I would like to thank Mark Taylor (the editor) and an anonymous referee for constructive comments and suggestions on an earlier draft of this article. I retain all responsibility for content.

Notes

1 Recent studies on the emerging stock markets show that returns in emerging markets are more predictable than those in industrial countries and are influenced by the developed financial markets (e.g. Bekaert, Citation1995; Harvey, Citation1995; Wei et al ., Citation1995; Pagan and Soydemir, Citation2000).

2 For example, Lau and Diltz (Citation1994), Bae et al . (Citation1999) and Kim et al . (Citation2000) use the SUR method and close-to-close returns of ADRs and their underlying stocks in their studies. However, the SUR method does not incorporate the time-varying distribution of the stock returns, and it does not allow for the investigation of simultaneous spillover effects on the mean and the conditional variances. Moreover, to reduce the effect of non-synchronous trading between US and Japan stock markets, it would be ideal to use both the open and close prices in this study.
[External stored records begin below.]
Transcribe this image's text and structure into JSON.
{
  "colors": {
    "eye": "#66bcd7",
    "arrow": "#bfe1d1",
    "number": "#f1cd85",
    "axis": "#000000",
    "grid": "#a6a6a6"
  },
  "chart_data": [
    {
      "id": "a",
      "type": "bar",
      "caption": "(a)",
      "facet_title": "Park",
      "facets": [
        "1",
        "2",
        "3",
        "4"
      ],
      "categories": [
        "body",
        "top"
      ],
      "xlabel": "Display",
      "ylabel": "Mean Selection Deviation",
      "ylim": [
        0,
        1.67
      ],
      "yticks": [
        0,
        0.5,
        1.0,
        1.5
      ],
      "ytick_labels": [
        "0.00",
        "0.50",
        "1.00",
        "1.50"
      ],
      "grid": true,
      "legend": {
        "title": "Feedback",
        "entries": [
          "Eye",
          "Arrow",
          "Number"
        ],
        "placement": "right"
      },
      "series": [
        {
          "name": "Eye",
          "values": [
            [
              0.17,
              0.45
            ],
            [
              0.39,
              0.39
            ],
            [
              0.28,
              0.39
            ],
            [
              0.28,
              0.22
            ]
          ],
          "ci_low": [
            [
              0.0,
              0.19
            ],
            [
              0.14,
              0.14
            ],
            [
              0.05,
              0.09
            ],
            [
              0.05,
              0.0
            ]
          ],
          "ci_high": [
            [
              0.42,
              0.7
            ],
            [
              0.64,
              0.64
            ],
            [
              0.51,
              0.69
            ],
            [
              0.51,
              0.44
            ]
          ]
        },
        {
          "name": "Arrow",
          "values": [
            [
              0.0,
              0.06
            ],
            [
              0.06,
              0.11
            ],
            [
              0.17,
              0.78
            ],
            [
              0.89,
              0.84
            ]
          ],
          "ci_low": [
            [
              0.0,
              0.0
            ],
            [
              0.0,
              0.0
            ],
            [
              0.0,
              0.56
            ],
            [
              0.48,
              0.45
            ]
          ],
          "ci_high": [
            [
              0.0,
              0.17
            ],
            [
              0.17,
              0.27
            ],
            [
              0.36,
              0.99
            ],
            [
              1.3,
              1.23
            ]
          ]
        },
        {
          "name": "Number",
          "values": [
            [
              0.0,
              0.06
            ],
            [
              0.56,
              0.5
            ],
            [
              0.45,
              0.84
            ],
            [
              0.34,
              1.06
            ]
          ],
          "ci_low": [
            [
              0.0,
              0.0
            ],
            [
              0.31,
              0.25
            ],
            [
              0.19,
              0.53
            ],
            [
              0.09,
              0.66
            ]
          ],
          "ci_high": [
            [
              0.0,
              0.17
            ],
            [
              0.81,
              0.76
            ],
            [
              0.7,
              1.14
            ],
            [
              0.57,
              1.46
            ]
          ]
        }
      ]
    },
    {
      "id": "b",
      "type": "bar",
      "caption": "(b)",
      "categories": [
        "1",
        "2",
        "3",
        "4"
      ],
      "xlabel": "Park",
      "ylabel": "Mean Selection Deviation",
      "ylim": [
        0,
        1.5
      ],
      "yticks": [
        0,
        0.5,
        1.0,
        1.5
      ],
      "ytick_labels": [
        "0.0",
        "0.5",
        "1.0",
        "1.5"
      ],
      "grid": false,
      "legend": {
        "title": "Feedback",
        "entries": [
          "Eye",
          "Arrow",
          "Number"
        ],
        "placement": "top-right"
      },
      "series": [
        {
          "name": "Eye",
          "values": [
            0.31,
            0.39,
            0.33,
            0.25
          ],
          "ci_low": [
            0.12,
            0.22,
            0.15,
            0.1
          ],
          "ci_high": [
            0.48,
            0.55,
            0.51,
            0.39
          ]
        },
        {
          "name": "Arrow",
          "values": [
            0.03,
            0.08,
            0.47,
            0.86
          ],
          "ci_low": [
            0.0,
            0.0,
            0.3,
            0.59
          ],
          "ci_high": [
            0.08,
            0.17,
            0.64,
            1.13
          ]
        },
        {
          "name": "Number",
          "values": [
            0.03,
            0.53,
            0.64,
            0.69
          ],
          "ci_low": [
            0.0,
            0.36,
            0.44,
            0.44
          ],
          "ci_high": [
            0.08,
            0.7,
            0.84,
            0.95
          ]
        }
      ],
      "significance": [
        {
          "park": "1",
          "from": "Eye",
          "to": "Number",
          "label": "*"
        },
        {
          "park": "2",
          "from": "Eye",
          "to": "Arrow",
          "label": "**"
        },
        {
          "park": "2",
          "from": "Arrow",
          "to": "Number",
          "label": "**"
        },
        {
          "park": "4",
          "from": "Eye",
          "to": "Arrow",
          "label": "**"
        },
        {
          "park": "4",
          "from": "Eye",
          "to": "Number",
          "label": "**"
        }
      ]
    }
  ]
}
The two-stage GJR-GARCH model applied in this article allows for time-varying conditional variances and enables us to analyse the data (open and close prices) not only on the return spillover effects but also on volatility spillover effects.

3 Since 4 of the 16 multinationals are listed in US stock market after 2 September 1993, the sample starting dates for them are determined by their actual listing dates.
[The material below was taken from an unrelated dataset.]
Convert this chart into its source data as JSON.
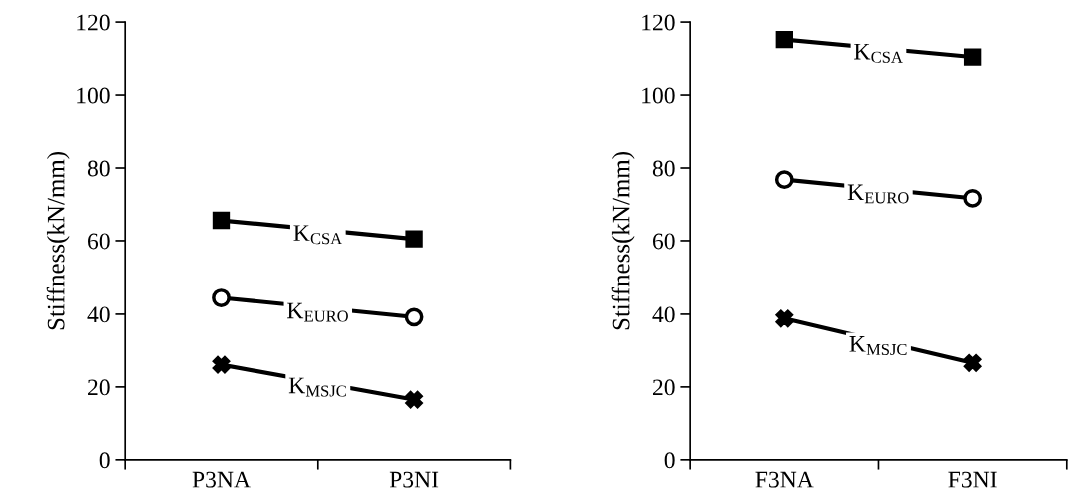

4 It should be noted that the TSE has a one-and-half hour lunch break, so the actual trading hour is from 9:00–11:00 and 12:30–15:00, Tokyo time.

5 These 16 Japanese multinationals are mostly listed in the NYSE. It is noted, however, that five of them are listed in the NASDAQ.

6 The result is consistent with the findings of Hill et al . (Citation1990), Tse et al . (Citation1996) and Wang et al . (Citation2002). For example, Hill et al . (Citation1990) study the magnitudes of differences between trading and non-trading variances in futures markets; Tse et al . (Citation1996) find that the index prices of the Eurodollar futures are more volatile at the Chicago Mercantile Exchange (CME) and at the London International Financial Futures Exchange (LIFFE) when the markets are trading, while they are more volatile at the Singapore International Monetary Exchange (SIMEX) when the market is closed. Wang et al . (Citation2002) investigate the dually traded stocks in the Stock Exchanges of Hong Kong (SEHK) and London (LSE).

7 The standard GARCH model is symmetric in its response to past innovations. However, there are theoretical arguments that suggest a differential response in conditional variance to previous positive and negative innovations. Several alternative GARCH model specifications have been proposed in an attempt to capture the asymmetric nature of the volatility responses. Engle and Ng (Citation1993), in a test of volatility models on Japanese stock return data, find strong support for the GJR-GARCH model which explicitly incorporates the potential for asymmetry in the conditional variance equation. Kim and Kon (Citation1994) find that the GJR-GARCH model is the most descriptive for individual stocks.

8 French (Citation1980) documents that the mean return for Mondays is more negative than that for any other day of the week on the NYSE and AMEX. He concludes that the persistently negative returns for Mondays are caused by some weekend effect. The Day of the week effect is further documented for several international equity markets. For example, Jaffe et al . (Citation1989) and Lee et al . (Citation1990) find Japanese indexes show negative returns on Tuesdays.

9 It is noted that the New York markets were closed during the week of attack and reopened on the next Monday, 17 September 2001.

10 The meteor-shower hypothesis suggests inter-day volatility spillovers from one market to the next while the heat-wave hypothesis suggests that the volatility has only country-specific autocorrelations.